The Predator shifts inside me whenever I look at anyone sacrificing their presence, playfulness, art, curiosity, and exploration in service of a career. It whispers, “Just follow that path and you can have it all: you can have your soul work and your security, self-esteem and the respect of others. You’ll pay off your debt and I won’t make you feel vulnerable anymore. All you have to do is hunker down for a few years. Your soul will be there when you are done.” When I start scribbling poetry it hisses that it’s a meaningless waste of time. When I support a patient at work, it whispers that this is beneath me. When I research mentors, it echoes I can’t afford it. You have to have a plan and take your life into your own hands, it lies, nothing will happen unless you make it happen. Serendipity is for the naïve and lazy.

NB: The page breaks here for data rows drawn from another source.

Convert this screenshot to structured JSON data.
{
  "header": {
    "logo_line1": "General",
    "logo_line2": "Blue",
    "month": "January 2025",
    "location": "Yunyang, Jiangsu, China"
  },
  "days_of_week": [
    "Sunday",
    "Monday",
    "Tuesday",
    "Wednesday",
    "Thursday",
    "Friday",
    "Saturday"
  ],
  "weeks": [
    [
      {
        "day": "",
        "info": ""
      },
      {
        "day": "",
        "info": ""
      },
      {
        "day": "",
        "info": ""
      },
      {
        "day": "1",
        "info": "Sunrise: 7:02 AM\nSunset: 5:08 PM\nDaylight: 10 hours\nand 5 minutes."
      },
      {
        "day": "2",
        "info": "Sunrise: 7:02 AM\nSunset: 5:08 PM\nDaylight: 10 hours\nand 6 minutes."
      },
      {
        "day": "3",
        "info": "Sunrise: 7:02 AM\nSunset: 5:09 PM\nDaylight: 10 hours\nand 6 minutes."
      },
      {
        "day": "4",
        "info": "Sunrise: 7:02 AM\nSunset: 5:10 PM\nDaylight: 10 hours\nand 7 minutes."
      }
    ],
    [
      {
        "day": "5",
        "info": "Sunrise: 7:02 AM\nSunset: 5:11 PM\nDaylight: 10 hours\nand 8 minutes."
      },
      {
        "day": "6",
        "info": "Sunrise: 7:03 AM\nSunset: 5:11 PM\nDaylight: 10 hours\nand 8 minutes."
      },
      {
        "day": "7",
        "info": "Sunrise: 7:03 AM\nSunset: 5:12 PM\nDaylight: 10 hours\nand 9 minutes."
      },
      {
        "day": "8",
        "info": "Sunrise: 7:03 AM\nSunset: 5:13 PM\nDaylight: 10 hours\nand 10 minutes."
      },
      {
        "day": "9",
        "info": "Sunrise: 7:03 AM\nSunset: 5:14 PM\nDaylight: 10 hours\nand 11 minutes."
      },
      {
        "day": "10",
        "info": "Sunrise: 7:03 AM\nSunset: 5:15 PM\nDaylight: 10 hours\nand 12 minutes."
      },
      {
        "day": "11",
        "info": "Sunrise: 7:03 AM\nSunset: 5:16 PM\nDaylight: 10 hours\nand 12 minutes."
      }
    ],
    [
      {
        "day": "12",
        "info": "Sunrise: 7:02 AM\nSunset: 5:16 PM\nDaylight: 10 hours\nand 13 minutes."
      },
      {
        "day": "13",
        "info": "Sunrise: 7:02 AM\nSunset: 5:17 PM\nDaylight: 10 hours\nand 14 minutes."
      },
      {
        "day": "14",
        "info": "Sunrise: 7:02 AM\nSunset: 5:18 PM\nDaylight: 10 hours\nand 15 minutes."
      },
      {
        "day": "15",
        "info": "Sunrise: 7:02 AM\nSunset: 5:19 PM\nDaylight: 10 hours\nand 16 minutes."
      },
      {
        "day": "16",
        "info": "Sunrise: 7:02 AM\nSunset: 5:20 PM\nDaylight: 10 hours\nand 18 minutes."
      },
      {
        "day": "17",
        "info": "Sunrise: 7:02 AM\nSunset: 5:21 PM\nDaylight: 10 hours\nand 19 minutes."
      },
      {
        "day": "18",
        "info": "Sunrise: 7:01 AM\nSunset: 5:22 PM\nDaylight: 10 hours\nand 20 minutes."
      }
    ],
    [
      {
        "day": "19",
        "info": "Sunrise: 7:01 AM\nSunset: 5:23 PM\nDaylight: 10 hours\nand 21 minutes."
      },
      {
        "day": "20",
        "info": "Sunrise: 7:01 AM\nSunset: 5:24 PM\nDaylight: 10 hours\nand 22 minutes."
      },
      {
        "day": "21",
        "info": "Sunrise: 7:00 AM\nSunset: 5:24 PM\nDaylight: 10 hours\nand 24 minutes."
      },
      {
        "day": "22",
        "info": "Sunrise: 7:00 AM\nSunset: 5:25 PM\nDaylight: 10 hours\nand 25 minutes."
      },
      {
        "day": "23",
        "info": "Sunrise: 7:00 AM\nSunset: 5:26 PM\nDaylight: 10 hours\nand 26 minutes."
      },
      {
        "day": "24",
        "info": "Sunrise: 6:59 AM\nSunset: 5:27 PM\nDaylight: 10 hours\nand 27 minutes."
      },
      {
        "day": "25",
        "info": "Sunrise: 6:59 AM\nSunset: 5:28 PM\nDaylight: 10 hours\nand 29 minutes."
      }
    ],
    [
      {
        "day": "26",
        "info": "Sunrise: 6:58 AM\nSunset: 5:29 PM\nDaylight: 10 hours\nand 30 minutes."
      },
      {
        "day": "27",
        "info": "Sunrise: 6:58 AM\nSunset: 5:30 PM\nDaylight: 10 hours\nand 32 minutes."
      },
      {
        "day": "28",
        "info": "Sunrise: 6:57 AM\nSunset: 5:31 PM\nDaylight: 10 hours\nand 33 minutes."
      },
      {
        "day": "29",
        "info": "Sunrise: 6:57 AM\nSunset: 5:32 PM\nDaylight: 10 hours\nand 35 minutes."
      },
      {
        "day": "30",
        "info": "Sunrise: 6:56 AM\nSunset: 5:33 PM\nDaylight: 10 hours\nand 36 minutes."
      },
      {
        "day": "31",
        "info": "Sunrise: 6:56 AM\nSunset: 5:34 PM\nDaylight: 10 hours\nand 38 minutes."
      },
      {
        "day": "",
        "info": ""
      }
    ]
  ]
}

This whole process makes me feel sick to my stomach, because I am still learning to discern the voice of the Predator from the voice of my Self. It’s cunning is in the flavor of the language it uses, and fear abounds on whatever path I choose. This is because like most of us, I was never initiated into adulthood. I was never taught to recognize the Predator or how to deal with it. I have followed my heart and bargained myself into love and out of it, into jobs and out of them, into towns and right through them to the next one down the road. All I know is that this has to stop. I am beginning to really believe I have the strength and courage to do what needs to be done if I can only see clearly.

Despite the comforting structure of an academic program or a traditional career path, these have never stuck because they aren’t mine. Despite the alluring comfort of a spiritual teaching or the shelter of a man’s adoration, none of these ground me in my own constantly regenerating wisdom and love. The truth is and always has been that while I would like vocational security and accomplishment, if I am faced with a choice, I will choose the life that enables me to focus on developing my capacity for giving and receiving intimacy, connection, and love. Right now that looks like being willing to risk all of those things to be intimately known, connected to, and loved by my Self.

I am called to fight for my life every time something causes me to doubt what I know. What I know is frustratingly scarce these days, but enough to guide these next steps. I will do whatever it takes complete my apprenticeship. I will seek elders who can initiate me into adulthood and peers who can witness and share my journey. I will be tempted by many surrogate parents: bosses, spiritual teachers, lovers, landlords, even confident peers who have chosen different paths. Every type of authority I have abandoned myself for in the past has arisen to divert me in recent weeks and each one I have deflected with tremendous fear, vulnerability, and sadness. In their wake is only the depth of my own emptiness, once again, reminding me that I have not yet arrived. But in that blackness I can feel my skin, and there is space to breathe. I feel that menace looming in the distance, and I whisper to it, “I see you. And this is my life. You will not take it from me.”